Spenser's Amoretti Sonnet 75 is structured with three quatrains (four line stanzas) and a couplet to comprise the fourteen lines of the sonnet form--as prescribed by the original sonneteer, Petrarch--in the Spenserian rhyme scheme ababbcbccdcdee (abab bcbc cdcd ee), with linking of rhyme/thought at concatenated lines bb cc (4-5, 8-9). Starting in the middle of the sonnet, the third quatrain introduces the sonnet paradox: "you shall live by fame; / My verse, [you] ... shall eternize." A paradox is an idea or concept that appears to be false ("baser things devise / To die ... but you shall live"), but is actually a truth of some sort: "My verse, [you] ... shall eternize."

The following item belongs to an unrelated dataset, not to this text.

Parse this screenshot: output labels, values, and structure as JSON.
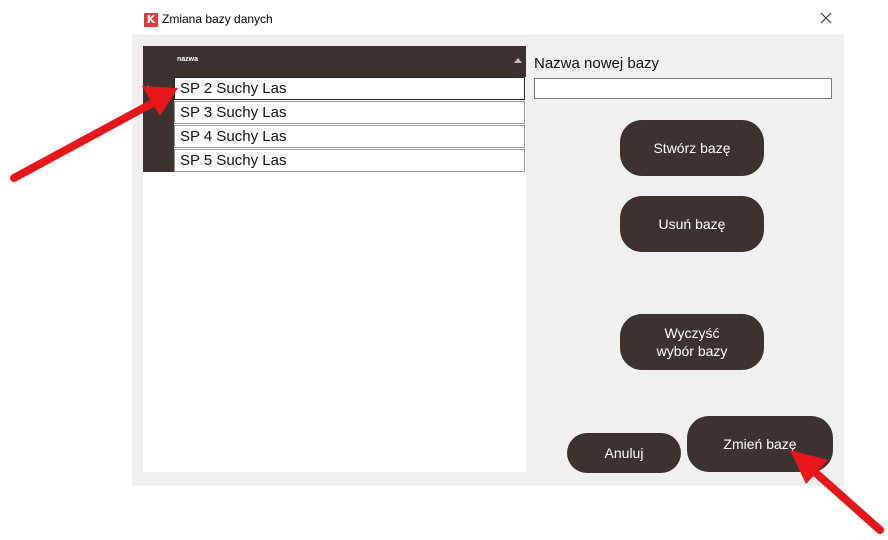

The concluding couplet (two rhyming lines) resolves the conflict between mortal death and immortal life by explaining "Where whenas" all in the world shall in due time die, their love (the sonneteer and the lady with him, Elizabeth Boyle) "shall live" and be read by all through all time in his Sonnets, which will give renewal to all those who read them.
Quatrains one and two are a little trickier to analyze for structure. Spenser innovated a form of sonnet that allows for a logical progression of one subject without the introduction of a paradox. This is different from the Petrarchan form because it and the Shakespearean form have three subjects in all, one in each quatrain. This Petrarchan/Shakespearean form allows for two points of view and a paradox.
In contrast, Spenser's innovation allows for one subject carried through all three quatrains for a logical progression with one point of view and without paradox. The analytical question is: Does 75 represent the logical progression of one subject in the form of a conversation or does it represent two points of view and a paradox before the resolving couplet?
Having defined the question in this way, it seems more clear that Sonnet 75 introduces two points of view and a paradox before the couplet. This means that, structurally, there are two voltas (turns in the subject), one where the points of view change (line 5) ("Vain man, said she, that doest in vain assay,") and one where the paradox is introduced (line 9):
Not so, (quod I) let baser things devise
To die in dust, but you shall live by fame:
This analysis makes this sonnet structure the same as Shakespeare's Sonnet 18: fourteen lines; three quatrains; two voltas, lines 5 and 9; one paradox, quatrain 3; and one paradoxical resolving couplet, except for Shakespeare's unconcatenated (un-linked) rhyme scheme of ababcdcdefefgg (abab cdcd efef gg):
So long as men can breathe or eyes can see,
So long lives this and this gives life to thee.